Concerned about the quality of music playback systems, eight prominent music engineers and producers have formed an org to evaluate and certify gear as well as educate professionals and enthusiasts about music technology.
Meta, the Music Engineering and Technology Alliance, will be unveiled Saturday at the CES convention in Las Vegas. Former DTS executive and producer Rory S. Kaplan has been named president and George Massenburg is chief technology officer and standards committee chair. Other members of the org are Phil Ramone, Elliot Scheiner, Frank Filipetti, Al Schmitt, Ed Cherney and Chuck Ainlay.
Meta intends to advise and make technical recommendations to equipment manufacturers; facilitate research and development; partner with other sound and technical orgs; and educate music pros, technology providers and consumers about optimal music recording and delivery.
“The audience hasn’t been treated well,” said producer Phil Ramone. “Everyone understands terminology like HD, but a bunch of boxes doesn’t mean you have surround sound. Not enough people have been exposed to great sound quality.”
Kaplan said the org will bridge the existing gap between technology providers and the experts who use and apply it. “In this way, we plan to improve and heighten the capabilities to deliver to consumers what artists are actually producing in the studio,” he said.

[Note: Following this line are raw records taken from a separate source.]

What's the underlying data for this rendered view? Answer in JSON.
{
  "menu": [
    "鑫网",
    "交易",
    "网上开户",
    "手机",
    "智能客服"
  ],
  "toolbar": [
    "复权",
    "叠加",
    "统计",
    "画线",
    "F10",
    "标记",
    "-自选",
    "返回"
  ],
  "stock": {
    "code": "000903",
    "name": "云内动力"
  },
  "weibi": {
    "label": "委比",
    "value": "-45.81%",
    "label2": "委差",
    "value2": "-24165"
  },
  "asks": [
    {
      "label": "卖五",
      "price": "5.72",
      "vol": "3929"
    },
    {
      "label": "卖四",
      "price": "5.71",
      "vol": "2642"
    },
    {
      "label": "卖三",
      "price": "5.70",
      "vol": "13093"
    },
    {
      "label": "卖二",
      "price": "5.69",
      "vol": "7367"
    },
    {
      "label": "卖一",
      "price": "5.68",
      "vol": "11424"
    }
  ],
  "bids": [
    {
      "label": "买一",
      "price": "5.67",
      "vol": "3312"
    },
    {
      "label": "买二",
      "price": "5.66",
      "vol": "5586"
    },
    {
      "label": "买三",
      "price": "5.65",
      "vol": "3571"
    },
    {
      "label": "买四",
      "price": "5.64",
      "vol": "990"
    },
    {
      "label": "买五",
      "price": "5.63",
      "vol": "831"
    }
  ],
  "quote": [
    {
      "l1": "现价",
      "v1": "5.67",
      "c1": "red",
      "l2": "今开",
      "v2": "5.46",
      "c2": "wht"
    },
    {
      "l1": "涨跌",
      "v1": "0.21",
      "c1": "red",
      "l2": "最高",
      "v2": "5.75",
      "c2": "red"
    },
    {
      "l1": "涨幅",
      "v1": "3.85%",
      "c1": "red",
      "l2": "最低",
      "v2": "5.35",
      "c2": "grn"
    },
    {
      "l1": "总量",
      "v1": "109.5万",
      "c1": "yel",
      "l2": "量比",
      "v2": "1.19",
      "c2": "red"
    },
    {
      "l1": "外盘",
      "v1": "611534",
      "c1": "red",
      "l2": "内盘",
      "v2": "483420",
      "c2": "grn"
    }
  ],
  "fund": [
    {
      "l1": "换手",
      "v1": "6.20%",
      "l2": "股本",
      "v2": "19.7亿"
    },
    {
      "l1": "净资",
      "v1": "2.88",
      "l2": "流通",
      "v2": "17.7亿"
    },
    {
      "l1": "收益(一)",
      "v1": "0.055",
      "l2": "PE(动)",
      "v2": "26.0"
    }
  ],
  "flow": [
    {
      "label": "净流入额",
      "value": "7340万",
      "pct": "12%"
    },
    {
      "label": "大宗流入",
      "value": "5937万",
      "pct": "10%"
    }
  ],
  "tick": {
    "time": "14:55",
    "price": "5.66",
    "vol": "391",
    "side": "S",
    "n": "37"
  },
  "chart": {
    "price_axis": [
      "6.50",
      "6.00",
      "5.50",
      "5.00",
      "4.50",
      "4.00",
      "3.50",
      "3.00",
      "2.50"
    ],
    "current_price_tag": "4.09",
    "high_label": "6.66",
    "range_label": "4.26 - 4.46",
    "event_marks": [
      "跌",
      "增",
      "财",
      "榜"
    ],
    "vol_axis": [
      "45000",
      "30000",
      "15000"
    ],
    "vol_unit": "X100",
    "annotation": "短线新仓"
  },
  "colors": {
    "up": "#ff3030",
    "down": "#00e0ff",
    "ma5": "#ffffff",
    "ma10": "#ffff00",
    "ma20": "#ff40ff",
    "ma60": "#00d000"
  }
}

Ramone cites public acceptance of inferior sound products such as pre-recorded cassettes and MP3s.
Realizing that consumers are increasingly using computers, hand-held devices and home theater systems as their music playback systems, Meta wants manufacturers to be mindful of how these systems play music. He likens it to returning to the day when living room hi-fis were objects of pride.
Schmitt is intrigued that car manufacturers are improving the quality of their sound systems and upgrading to surround, while home audio lags behind. “Audio is a tougher sell than video. People see a picture difference, but audio is more subtle. There has been a need for this type of effort for a long time,” he said.
“The highest quality audio to have ever been produced for mass consumption is currently available to all lovers of music, and yet most channels of current delivery fall well short of what’s possible,” said multiple Grammy winner Filipetti. “We intend to change that.”
Noted Ramone: “So many people spend so much time to make a great record that it’s time we work with manufacturers so people at home are hearing what we hear in the studio.”